Saturday, 1 February 2014

An End of Life Pathway

They stole you away this morning, those carers
They said that you were in pain.
They asked you if you were suffering
They asked you again and again.

They called it an 'end of life pathway', those nurses
But the rush to use it was wrong.
I begged them last night to inform me
As I needed to share one last song.

They called me to say what they wanted, those carers
To resolve your unease and distress.
Whilst I was conversing with doctors
They acted on what they thought best.

By the time that they reached me, those nurses
Ten minutes had passed and they said
That I was engaged and you were distressed;
They’d given you morphine in bed.

It did just what they wanted, those needles
They pacified you there in your bed
The things that I wanted to tell you
Will now stay forever unsaid.

I wanted a last chance to tell you, my mother
That I loved you from childhood to man
But they stole that last chance from before me
And now there’s no way that I can.

So lie there in peace, my dear mother
Befuddled, be-drugged and so frail
You know just how much that I love you
I am here for the end of your tale.

(Mum died the next morning at 8am)

I lived just 5 minutes drive away from Mum's care home.
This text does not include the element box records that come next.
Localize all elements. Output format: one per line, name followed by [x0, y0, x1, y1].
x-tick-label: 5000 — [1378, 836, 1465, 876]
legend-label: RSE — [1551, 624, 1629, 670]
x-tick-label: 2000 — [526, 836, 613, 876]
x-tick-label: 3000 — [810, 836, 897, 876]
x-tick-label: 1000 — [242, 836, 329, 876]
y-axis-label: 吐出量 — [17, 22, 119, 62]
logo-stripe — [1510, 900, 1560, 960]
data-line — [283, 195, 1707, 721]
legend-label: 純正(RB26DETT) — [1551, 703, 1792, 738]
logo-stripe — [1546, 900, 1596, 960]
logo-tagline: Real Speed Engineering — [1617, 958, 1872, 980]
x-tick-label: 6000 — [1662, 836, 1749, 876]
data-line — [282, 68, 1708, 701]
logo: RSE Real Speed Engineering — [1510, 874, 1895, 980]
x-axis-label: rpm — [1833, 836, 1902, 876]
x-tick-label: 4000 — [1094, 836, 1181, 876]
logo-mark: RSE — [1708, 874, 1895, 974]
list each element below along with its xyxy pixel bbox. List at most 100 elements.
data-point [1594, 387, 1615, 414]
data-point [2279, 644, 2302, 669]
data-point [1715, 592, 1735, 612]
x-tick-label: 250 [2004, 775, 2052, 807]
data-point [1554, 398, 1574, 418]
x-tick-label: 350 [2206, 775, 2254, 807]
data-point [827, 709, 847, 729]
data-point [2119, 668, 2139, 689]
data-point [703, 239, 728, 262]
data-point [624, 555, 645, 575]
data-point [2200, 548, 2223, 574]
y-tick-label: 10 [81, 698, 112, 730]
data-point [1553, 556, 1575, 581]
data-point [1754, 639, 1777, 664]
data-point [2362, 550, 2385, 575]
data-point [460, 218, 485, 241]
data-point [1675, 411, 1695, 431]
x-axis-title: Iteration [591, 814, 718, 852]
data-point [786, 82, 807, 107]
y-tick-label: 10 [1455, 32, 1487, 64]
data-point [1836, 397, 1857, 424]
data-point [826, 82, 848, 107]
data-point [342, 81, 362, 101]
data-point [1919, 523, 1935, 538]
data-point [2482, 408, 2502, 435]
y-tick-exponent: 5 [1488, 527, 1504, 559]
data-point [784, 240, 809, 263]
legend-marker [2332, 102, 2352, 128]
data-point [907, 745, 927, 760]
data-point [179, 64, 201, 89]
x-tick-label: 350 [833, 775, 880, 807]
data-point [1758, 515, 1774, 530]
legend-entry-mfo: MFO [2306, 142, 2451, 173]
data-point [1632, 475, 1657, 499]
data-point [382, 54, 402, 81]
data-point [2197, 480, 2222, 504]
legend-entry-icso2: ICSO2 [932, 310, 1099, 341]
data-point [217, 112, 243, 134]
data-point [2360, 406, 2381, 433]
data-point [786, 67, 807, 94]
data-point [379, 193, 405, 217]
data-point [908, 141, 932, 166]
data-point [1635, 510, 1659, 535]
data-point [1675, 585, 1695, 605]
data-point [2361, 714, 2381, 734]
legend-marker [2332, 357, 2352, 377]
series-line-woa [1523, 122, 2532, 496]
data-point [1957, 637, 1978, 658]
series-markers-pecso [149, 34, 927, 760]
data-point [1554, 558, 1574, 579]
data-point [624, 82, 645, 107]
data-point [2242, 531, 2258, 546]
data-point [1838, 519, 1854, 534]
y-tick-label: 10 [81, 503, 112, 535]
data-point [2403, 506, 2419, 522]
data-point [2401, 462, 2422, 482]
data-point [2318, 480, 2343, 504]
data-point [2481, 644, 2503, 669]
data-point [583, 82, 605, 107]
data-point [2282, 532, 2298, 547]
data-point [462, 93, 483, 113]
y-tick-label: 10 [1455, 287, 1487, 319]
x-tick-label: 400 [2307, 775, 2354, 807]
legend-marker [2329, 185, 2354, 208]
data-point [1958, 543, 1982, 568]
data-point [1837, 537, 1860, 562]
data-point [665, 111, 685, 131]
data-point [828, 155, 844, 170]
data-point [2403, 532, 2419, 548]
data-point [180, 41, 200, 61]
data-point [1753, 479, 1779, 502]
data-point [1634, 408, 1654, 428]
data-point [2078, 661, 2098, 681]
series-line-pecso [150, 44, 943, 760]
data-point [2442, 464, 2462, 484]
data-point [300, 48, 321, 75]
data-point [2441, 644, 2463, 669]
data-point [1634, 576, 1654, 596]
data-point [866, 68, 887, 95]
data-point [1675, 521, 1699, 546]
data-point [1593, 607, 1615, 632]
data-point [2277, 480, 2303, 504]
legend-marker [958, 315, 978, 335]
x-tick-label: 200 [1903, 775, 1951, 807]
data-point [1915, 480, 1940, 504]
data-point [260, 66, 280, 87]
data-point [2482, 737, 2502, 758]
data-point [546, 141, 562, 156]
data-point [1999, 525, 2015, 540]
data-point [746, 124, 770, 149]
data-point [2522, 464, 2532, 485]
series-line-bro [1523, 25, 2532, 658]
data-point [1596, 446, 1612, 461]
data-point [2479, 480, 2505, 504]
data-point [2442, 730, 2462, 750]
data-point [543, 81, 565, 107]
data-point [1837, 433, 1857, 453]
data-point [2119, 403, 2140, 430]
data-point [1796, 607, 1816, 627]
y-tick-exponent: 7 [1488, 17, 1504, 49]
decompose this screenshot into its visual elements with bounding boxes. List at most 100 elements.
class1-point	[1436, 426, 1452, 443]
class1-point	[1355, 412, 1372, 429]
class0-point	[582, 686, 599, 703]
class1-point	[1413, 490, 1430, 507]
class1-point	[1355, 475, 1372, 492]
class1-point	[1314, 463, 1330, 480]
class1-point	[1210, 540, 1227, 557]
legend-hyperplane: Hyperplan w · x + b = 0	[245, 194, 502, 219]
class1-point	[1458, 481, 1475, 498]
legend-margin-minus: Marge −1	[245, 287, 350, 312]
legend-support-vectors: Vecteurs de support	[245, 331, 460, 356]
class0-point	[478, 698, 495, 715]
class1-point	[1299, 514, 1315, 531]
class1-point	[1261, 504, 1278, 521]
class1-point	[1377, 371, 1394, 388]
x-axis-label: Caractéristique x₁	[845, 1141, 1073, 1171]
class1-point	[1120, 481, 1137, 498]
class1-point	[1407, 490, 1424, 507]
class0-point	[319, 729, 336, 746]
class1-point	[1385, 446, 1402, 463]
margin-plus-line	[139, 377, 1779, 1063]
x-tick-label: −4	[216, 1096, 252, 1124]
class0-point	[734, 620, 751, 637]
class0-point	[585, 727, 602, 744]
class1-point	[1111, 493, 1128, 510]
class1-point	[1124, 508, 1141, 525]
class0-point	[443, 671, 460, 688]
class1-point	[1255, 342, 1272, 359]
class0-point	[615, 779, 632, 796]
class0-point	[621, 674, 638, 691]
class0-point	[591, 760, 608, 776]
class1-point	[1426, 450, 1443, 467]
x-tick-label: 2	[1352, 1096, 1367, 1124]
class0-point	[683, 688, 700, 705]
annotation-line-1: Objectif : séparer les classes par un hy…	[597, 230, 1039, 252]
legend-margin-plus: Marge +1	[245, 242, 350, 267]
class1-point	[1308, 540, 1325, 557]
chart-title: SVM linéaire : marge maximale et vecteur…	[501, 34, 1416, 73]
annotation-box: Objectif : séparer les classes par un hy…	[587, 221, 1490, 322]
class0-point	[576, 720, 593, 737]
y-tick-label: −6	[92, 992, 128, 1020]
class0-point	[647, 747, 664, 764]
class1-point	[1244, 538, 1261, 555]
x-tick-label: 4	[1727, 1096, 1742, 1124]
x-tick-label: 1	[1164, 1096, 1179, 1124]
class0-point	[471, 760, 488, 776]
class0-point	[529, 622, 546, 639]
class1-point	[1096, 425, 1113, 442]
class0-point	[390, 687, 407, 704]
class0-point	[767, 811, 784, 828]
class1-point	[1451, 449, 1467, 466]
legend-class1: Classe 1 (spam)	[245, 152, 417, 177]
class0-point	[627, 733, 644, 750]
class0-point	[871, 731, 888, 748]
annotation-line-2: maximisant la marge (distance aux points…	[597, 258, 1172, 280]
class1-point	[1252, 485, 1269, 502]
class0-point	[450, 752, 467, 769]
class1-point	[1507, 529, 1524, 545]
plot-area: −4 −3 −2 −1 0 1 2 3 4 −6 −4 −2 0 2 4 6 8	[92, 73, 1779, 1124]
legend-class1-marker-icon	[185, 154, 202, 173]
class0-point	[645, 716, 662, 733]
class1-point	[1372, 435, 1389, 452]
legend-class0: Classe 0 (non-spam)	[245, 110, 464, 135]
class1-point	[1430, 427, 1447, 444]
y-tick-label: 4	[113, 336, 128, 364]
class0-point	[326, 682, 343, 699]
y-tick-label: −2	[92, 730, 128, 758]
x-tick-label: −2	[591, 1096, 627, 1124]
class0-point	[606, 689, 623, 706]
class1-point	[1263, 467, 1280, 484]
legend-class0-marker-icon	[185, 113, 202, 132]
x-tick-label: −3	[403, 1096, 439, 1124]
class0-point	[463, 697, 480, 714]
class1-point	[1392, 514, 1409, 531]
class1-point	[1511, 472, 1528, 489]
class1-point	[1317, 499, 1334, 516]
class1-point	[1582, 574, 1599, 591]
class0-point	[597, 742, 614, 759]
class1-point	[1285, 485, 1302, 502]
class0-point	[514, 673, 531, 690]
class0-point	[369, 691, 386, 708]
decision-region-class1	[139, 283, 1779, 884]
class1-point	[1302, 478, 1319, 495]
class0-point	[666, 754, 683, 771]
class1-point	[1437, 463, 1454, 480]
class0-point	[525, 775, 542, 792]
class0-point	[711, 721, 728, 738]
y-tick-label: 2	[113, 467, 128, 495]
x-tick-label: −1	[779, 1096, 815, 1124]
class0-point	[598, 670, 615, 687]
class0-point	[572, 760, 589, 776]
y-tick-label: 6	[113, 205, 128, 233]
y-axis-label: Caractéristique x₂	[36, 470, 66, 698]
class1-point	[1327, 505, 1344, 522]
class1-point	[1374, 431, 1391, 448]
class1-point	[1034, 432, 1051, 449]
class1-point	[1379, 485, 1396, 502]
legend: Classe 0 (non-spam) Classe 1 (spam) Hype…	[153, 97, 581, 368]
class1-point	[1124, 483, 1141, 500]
The day prior to her death I had explicitly asked the matron in charge to contact me if they felt that application of an 'end of life pathway' was necessary. (I had been concerned they seemed overly keen to apply it.) The following morning I was actually on my mobile phone to her doctors' surgery to find out more about the medication involved and to express my worries to them that the care home seemed rather "gung ho" in wanting to apply the pathway. It was at that precise moment that the care home  tried to ring my mobile. (They did not bother trying my landline). They reached me 10 minutes later, but by then they had already administered the necessary medication. I arrived at her home just four minutes later, but never managed to speak with Mum again. I knew she had been fading for days, but I had wanted to speak with her one last time whilst she was still compos mentis. I stayed in her room for the next 24 hrs, and wrote the words above some hours before she finally let go of life. Whilst maintaining my support for the concept of legal euthanasia, I felt her life was ended without sufficient consultation. She had never been in severe pain, although for some months had suffered many indignities that old age and immobility had forced upon her, despite a an otherwise sound and caring regime at her nursing home.